Dear Phupojaani,
I am a 33-year-old woman who was married for seven years. I finally got a divorce last year and have a five-year-old son who lives with me. I had a very bad experience of marriage. During my marriage my ex-husband used to beat me and mentally torture me. He cut me off from all my friends and family. I finally found the strength to leave him and move back with my parents.
My ex-husband is good to our son who goes and stays with him on some weekends. Whenever my ex-husband takes our son away he really spoils him. He buys him presents, takes him out for food and fun. Somehow my son doesn’t remember how bad my marriage was and I get angry at that. It irritates me that he gets very excited when his father comes over to get him and take him out. He loves going out with his father and I am not happy about that. Sometimes I feel like telling him that his father beat me and was bad to me just to get back at my husband. I want to tell my son how his father mentally tortured me. Sometimes I also think that by spoiling my son, my ex is using him to torture me and that makes me resentful. What should I do? Bitter
Dear Saintly, Hats off to you for taking the higher road in such a twisted situation. I think you are managing rather well. By leaving the husband, you did what was right by you. And by letting your son meet his father you are doing what is right by your child. Most people are so bitter after a divorce that they take their children along with them on their personal emotional roller coaster, colouring their view of the other parent and damaging them in the process. Yup! You got it: the only person who would suffer in such a case would be your son. But hats off to you for keeping your head and encouraging a healthy relationship between father and son. It is truly something us, flawed human beings, seldom do.

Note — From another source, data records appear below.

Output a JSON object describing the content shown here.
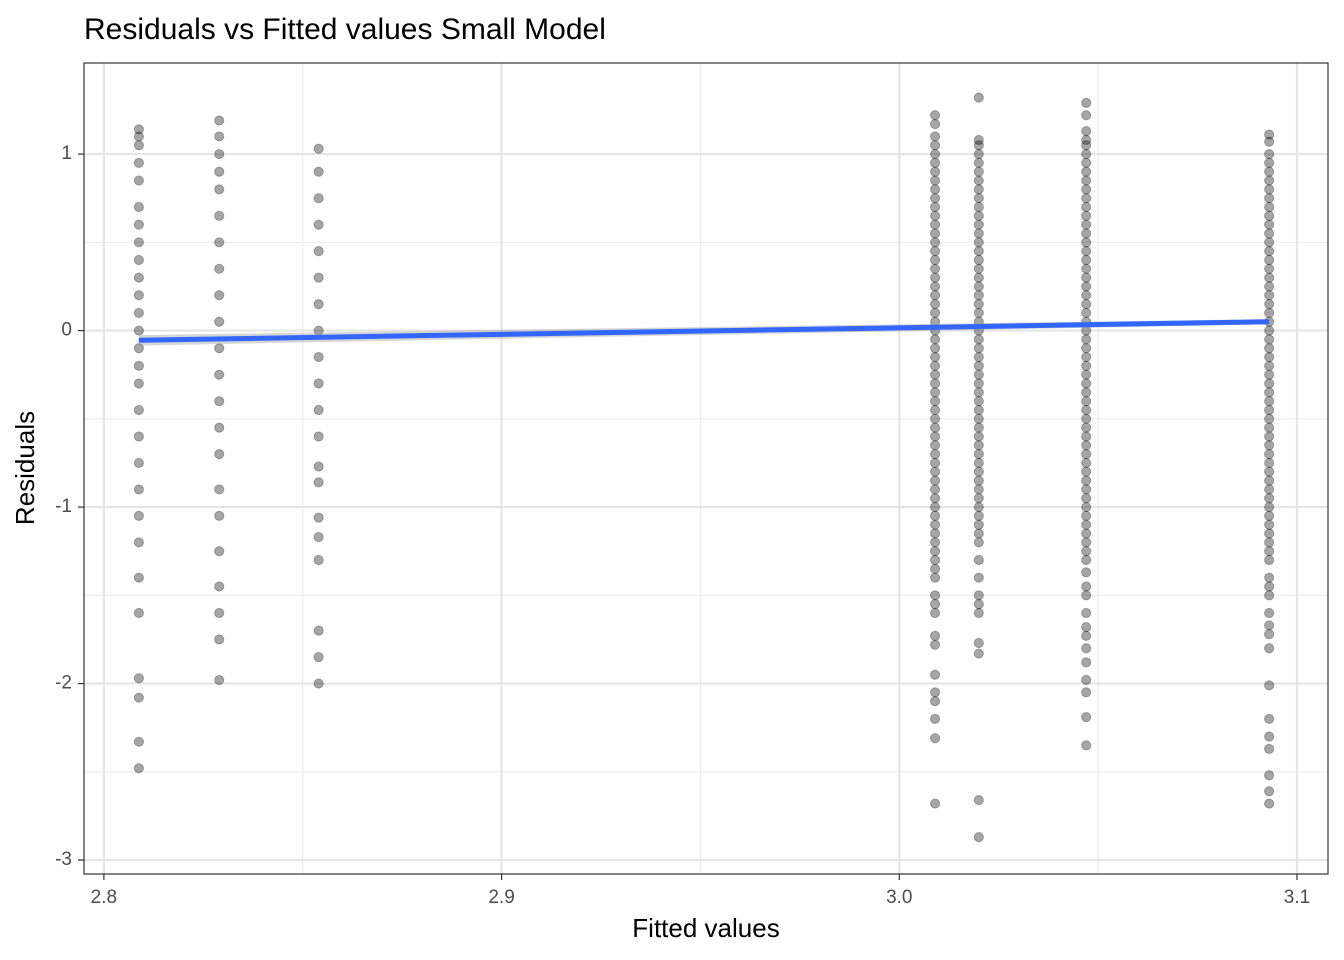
{
  "chart_data": {
    "type": "scatter",
    "title": "Residuals vs Fitted values Small Model",
    "x_label": "Fitted values",
    "y_label": "Residuals",
    "xlim": [
      2.795,
      3.1078
    ],
    "ylim": [
      -3.079,
      1.516
    ],
    "xticks": [
      2.8,
      2.9,
      {
        "value": 3,
        "label": "3.0"
      },
      3.1
    ],
    "yticks": [
      -3,
      -2,
      -1,
      0,
      1
    ],
    "minor_xticks": [
      2.85,
      2.95,
      3.05
    ],
    "minor_yticks": [
      -2.5,
      -1.5,
      -0.5,
      0.5
    ],
    "grid": true,
    "color": "#000000",
    "opacity": 0.35,
    "series": [
      {
        "x": 2.8088,
        "values": [
          1.14,
          1.1,
          1.05,
          0.95,
          0.85,
          0.7,
          0.6,
          0.5,
          0.4,
          0.3,
          0.2,
          0.1,
          0,
          -0.1,
          -0.2,
          -0.3,
          -0.45,
          -0.6,
          -0.75,
          -0.9,
          -1.05,
          -1.2,
          -1.4,
          -1.6,
          -1.97,
          -2.08,
          -2.33,
          -2.48
        ]
      },
      {
        "x": 2.829,
        "values": [
          1.19,
          1.1,
          1,
          0.9,
          0.8,
          0.65,
          0.5,
          0.35,
          0.2,
          0.05,
          -0.1,
          -0.25,
          -0.4,
          -0.55,
          -0.7,
          -0.9,
          -1.05,
          -1.25,
          -1.45,
          -1.6,
          -1.75,
          -1.98
        ]
      },
      {
        "x": 2.854,
        "values": [
          1.03,
          0.9,
          0.75,
          0.6,
          0.45,
          0.3,
          0.15,
          0,
          -0.15,
          -0.3,
          -0.45,
          -0.6,
          -0.77,
          -0.86,
          -1.06,
          -1.17,
          -1.3,
          -1.7,
          -1.85,
          -2
        ]
      },
      {
        "x": 3.009,
        "values": [
          1.22,
          1.17,
          1.1,
          1.05,
          1,
          0.95,
          0.9,
          0.85,
          0.8,
          0.75,
          0.7,
          0.65,
          0.6,
          0.55,
          0.5,
          0.45,
          0.4,
          0.35,
          0.3,
          0.25,
          0.2,
          0.15,
          0.1,
          0.05,
          0,
          -0.05,
          -0.1,
          -0.15,
          -0.2,
          -0.25,
          -0.3,
          -0.35,
          -0.4,
          -0.45,
          -0.5,
          -0.55,
          -0.6,
          -0.65,
          -0.7,
          -0.75,
          -0.8,
          -0.85,
          -0.9,
          -0.95,
          -1,
          -1.05,
          -1.1,
          -1.15,
          -1.2,
          -1.25,
          -1.3,
          -1.35,
          -1.4,
          -1.5,
          -1.55,
          -1.6,
          -1.73,
          -1.78,
          -1.95,
          -2.05,
          -2.1,
          -2.2,
          -2.31,
          -2.68
        ]
      },
      {
        "x": 3.02,
        "values": [
          1.32,
          1.08,
          1.05,
          1,
          0.95,
          0.9,
          0.85,
          0.8,
          0.75,
          0.7,
          0.65,
          0.6,
          0.55,
          0.5,
          0.45,
          0.4,
          0.35,
          0.3,
          0.25,
          0.2,
          0.15,
          0.1,
          0.05,
          0,
          -0.05,
          -0.1,
          -0.15,
          -0.2,
          -0.25,
          -0.3,
          -0.35,
          -0.4,
          -0.45,
          -0.5,
          -0.55,
          -0.6,
          -0.65,
          -0.7,
          -0.75,
          -0.8,
          -0.85,
          -0.9,
          -0.95,
          -1,
          -1.05,
          -1.1,
          -1.15,
          -1.2,
          -1.3,
          -1.4,
          -1.5,
          -1.55,
          -1.6,
          -1.77,
          -1.83,
          -2.66,
          -2.87
        ]
      },
      {
        "x": 3.047,
        "values": [
          1.29,
          1.22,
          1.13,
          1.08,
          1.05,
          1,
          0.95,
          0.9,
          0.85,
          0.8,
          0.75,
          0.7,
          0.65,
          0.6,
          0.55,
          0.5,
          0.45,
          0.4,
          0.35,
          0.3,
          0.25,
          0.2,
          0.15,
          0.1,
          0.05,
          0,
          -0.05,
          -0.1,
          -0.15,
          -0.2,
          -0.25,
          -0.3,
          -0.35,
          -0.4,
          -0.45,
          -0.5,
          -0.55,
          -0.6,
          -0.65,
          -0.7,
          -0.75,
          -0.8,
          -0.85,
          -0.9,
          -0.95,
          -1,
          -1.05,
          -1.1,
          -1.15,
          -1.2,
          -1.25,
          -1.3,
          -1.37,
          -1.45,
          -1.5,
          -1.6,
          -1.68,
          -1.73,
          -1.8,
          -1.88,
          -1.98,
          -2.05,
          -2.19,
          -2.35
        ]
      },
      {
        "x": 3.093,
        "values": [
          1.11,
          1.07,
          1,
          0.95,
          0.9,
          0.85,
          0.8,
          0.75,
          0.7,
          0.65,
          0.6,
          0.55,
          0.5,
          0.45,
          0.4,
          0.35,
          0.3,
          0.25,
          0.2,
          0.15,
          0.1,
          0.05,
          0,
          -0.05,
          -0.1,
          -0.15,
          -0.2,
          -0.25,
          -0.3,
          -0.35,
          -0.4,
          -0.45,
          -0.5,
          -0.55,
          -0.6,
          -0.65,
          -0.7,
          -0.75,
          -0.8,
          -0.85,
          -0.9,
          -0.95,
          -1,
          -1.05,
          -1.1,
          -1.15,
          -1.2,
          -1.25,
          -1.3,
          -1.4,
          -1.45,
          -1.5,
          -1.6,
          -1.67,
          -1.72,
          -1.8,
          -2.01,
          -2.2,
          -2.3,
          -2.37,
          -2.52,
          -2.61,
          -2.68
        ]
      }
    ],
    "trend": {
      "x": [
        2.8088,
        3.093
      ],
      "values": [
        -0.055,
        0.05
      ],
      "ci_lower": [
        -0.085,
        0.035
      ],
      "ci_upper": [
        -0.025,
        0.065
      ],
      "color": "#3366ff",
      "band_color": "#999999"
    }
  }
}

You are done with your ex husband and know that there is really no point in ‘punishing’ him. Do you want any sort of contact — other than the one through your child — with someone who tortured you? Stop focusing on your ex and live your life in the best possible way that you know.
Auntie knows it’s tough to play god but you are doing well, so keep at it. You are a good and responsible mother, not to mention, quite sane which can be rare in a relationship that went awry. And the attention of both parents can only benefit your son, (unless of course you sense that having your ex around your child could be dangerous).
Dear Auntie, I am a 29-year-old married woman. My husband likes to drink alcohol. There have been two or three times in the last six years when he has tried to stop the habit, but he can’t do it. I keep asking him why he drinks so much, but he doesn’t say anything. Sometimes he says it is because of me. When he gets drunk it gets very ugly. He ends up blaming me for everything wrong in his life including his drinking. But he was drinking heavily from before he met me. Otherwise he is good to me. He can’t remember what he does when he drinks. He has trouble waking up in the morning to go to work.
I also feel that he has low self esteem. I try to talk to him, but it hasn’t helped. I have fought with him, but that doesn’t help either. I don’t know what to do anymore and many times I feel nothing for him. Many times I think that no one can help him, but himself. I have understood this now and feel I don’t have any patience anymore.
I have always worked and can support myself if I walk out of this marriage. But that is where the problem is. I don’t know whether I should leave. Done
Dear Trust yourself, Your intuition is something that should be trusted. You have tried hard to ‘cure’ this man. The problem is that your husband has not faced his demons and realised that he has a serious problem. If he had he would have sought help himself, with or without a nudge from you. You have tried to help and now is the time to take the decision that you know is the best course of action for you.
The more you try to protect your husband, the more you assure that things will never change. Let him deal with the consequences of his actions. And you leaving him is one such serious consequence. You cannot have a relationship with someone who needs to numb his senses and run away from reality. You might cure him by leaving him, but seriously his ‘cure’ should not be your problems anymore. It’s time to think about yourself now.